STHS alumnus enters political arena |

STHS alumnus enters political arena

Axie Navas

From South Tahoe High School Ally founder to the first openly gay student body president at Sonoma State, Alex Boyar doesn’t let inertia intimidate him.

His efforts to promote diversity and shift the status quo didn’t end with graduation. The 22-year-old STHS alumnus now works as the state director of finance for Delaware’s Sen. Chris Coons, a job that Boyar calls “a dream for any political fundraiser.”

Two pivotal 2008 events sparked Boyar’s interest in politics – the election of President Barack Obama and what he called the “crushing defeat” that followed the passage of Proposition 8, a constitutional amendment that banned same-sex marriage in California.

Boyar plunged into the world of student government as a freshman at Sonoma State University shortly after that November election. He climbed the collegiate political ranks, culminating as president of the Associated Student Body in his senior year.
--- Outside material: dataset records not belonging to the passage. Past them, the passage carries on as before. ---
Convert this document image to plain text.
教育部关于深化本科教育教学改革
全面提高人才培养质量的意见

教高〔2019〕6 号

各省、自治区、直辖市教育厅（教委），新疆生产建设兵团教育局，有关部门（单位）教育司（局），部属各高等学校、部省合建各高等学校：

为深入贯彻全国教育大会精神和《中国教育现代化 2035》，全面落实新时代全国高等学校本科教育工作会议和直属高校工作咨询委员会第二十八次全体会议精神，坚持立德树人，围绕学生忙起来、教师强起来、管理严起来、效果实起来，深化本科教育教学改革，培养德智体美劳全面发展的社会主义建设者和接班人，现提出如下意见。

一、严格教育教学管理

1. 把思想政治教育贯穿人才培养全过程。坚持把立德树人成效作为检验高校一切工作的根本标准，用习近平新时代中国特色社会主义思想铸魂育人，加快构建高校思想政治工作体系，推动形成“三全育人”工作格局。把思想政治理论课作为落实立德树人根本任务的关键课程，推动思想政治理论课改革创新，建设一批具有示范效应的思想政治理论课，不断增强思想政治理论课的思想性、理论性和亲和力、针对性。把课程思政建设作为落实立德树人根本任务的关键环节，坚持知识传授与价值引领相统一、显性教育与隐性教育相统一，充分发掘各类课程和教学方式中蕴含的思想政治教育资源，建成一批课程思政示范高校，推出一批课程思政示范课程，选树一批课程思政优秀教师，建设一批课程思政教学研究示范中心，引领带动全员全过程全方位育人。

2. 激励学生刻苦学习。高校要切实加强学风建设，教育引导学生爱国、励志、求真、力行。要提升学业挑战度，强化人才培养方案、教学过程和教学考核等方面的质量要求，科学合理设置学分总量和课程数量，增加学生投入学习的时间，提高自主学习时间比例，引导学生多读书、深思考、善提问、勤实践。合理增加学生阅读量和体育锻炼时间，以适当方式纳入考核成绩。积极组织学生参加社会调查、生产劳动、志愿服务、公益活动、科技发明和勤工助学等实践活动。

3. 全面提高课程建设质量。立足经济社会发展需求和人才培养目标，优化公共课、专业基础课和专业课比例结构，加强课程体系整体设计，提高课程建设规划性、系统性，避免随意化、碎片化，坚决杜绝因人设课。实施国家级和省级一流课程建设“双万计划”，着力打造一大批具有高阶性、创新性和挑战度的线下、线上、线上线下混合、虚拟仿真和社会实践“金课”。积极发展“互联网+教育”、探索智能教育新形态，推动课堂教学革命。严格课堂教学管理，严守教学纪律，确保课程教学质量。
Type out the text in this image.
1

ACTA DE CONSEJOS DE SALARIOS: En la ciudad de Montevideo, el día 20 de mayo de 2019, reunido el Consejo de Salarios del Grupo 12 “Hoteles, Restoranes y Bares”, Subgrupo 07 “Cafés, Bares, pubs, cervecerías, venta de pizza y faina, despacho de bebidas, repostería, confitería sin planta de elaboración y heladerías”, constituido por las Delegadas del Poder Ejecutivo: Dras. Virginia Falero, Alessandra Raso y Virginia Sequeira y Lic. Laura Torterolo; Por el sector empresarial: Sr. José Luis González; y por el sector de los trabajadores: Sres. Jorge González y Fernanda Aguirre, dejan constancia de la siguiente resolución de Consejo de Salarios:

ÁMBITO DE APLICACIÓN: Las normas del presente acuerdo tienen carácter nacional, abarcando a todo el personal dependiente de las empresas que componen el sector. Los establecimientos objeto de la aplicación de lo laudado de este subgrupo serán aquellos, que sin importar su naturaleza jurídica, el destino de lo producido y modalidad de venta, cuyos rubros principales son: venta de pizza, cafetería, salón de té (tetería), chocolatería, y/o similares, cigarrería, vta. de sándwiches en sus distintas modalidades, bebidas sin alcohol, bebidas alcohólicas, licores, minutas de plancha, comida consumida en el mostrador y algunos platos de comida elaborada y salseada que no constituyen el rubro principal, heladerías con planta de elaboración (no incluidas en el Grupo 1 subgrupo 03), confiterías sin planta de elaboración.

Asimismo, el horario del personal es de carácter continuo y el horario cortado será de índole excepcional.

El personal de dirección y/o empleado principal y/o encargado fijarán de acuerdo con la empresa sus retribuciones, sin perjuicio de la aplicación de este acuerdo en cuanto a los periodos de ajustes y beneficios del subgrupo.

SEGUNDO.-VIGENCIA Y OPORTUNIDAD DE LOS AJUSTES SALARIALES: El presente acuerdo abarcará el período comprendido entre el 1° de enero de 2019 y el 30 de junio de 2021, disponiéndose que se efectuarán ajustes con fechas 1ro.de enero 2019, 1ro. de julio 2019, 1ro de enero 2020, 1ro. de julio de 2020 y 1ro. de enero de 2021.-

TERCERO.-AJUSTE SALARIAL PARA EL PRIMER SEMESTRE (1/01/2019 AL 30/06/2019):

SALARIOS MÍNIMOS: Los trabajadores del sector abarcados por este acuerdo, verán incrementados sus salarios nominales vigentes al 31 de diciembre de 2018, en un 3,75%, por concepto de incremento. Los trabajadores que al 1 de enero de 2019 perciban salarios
While at the university, Boyar helped raised $100,000 to update the school’s diversity center and hire a diversity director who ensures that students have access to a safe haven on campus.
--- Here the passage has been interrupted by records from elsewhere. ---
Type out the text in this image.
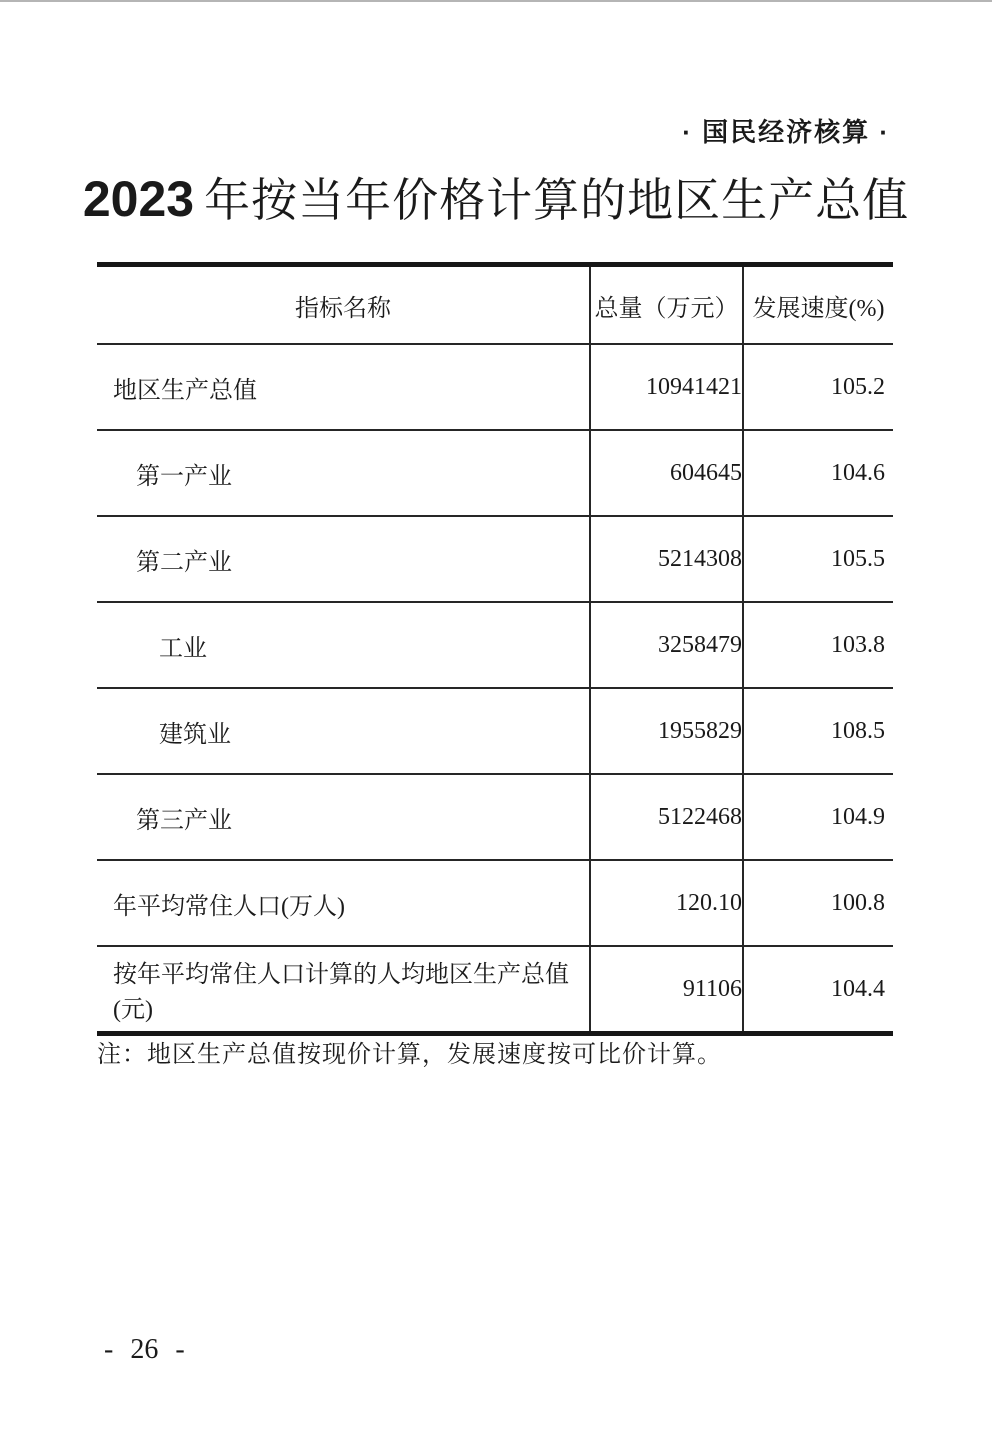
· 国民经济核算 ·
2023 年按当年价格计算的地区生产总值
指标名称	总量（万元）	发展速度(%)
地区生产总值	10941421	105.2
第一产业	604645	104.6
第二产业	5214308	105.5
工业	3258479	103.8
建筑业	1955829	108.5
第三产业	5122468	104.9
年平均常住人口(万人)	120.10	100.8
按年平均常住人口计算的人均地区生产总值(元)	91106	104.4
注：地区生产总值按现价计算，发展速度按可比价计算。
- 26 -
“It’s the center for that continually ongoing conversation about how we secure long-term diversity,” Boyar said.

His work to carve out a niche for students of diverse backgrounds began in the South Shore with the help of fellow STHS graduate Jade Copple and English teacher Bridey Heidel. If they could make STHS a more comfortable environment for even one lesbian, gay, bisexual or transgender student, the work would be worth it, Boyar said.

Boyar came out of the closet when he was 15 years old. His parents were “accepting and loving” but his peers were not always so tolerant. A suicide note that a student wrote during Boyar’s sophomore year convinced him that the environment at the high school needed to change. So he founded Ally, a club for LGBT students, that year.

The administration supported the club, but Heidel said she sometimes fielded questions and concerns from the community. STHS staff would address bullying issues on campus if they heard about them, but students often kept silent, Heidel said.

“Jade and Alex just put themselves out there. It was pretty brave of them to be on the front lines. (Boyar) was very willing to be public, and he was doing this at a time when he was very much alone … The entire school benefits from their bravery,” she said.

Boyar said he battled discrimination from some of his fellow students through junior year, but Ally changed that.

“It was a dark and scary place for a time. But it didn’t hit me because I was doing what I believed in and was living my truth,” Boyar said.

“The fact of the matter is I was the token LGBT student. I was out there. There were times when I got picked on, when students didn’t say the kindest things, when it got scary. But by my senior year, it really started to turn around,” he said.

By the 2007-08 school year, many people had rallied around Ally. Students would wear the club’s T-shirts around South Lake Tahoe and more teens were openly stating that they were gay or lesbian.

“He wanted other kids to have a safe harbor. He was tormented. It’s tough being different,” Boyar’s mother, Virginia Boyar, said.

Boyar moved to Delaware five days after graduating from Sonoma. He helped raise $180,000 for Andy Staton’s campaign for a senate seat before Coons hired him to be his fundraising and finance director.

“It’s pretty cool, especially when you consider some of his struggles in (high) school. For me, it’s not just that Alex got this amazing job. It’s this small town kid who stuck out like a sore thumb setting an example for other students to follow,” Virginia Boyar said.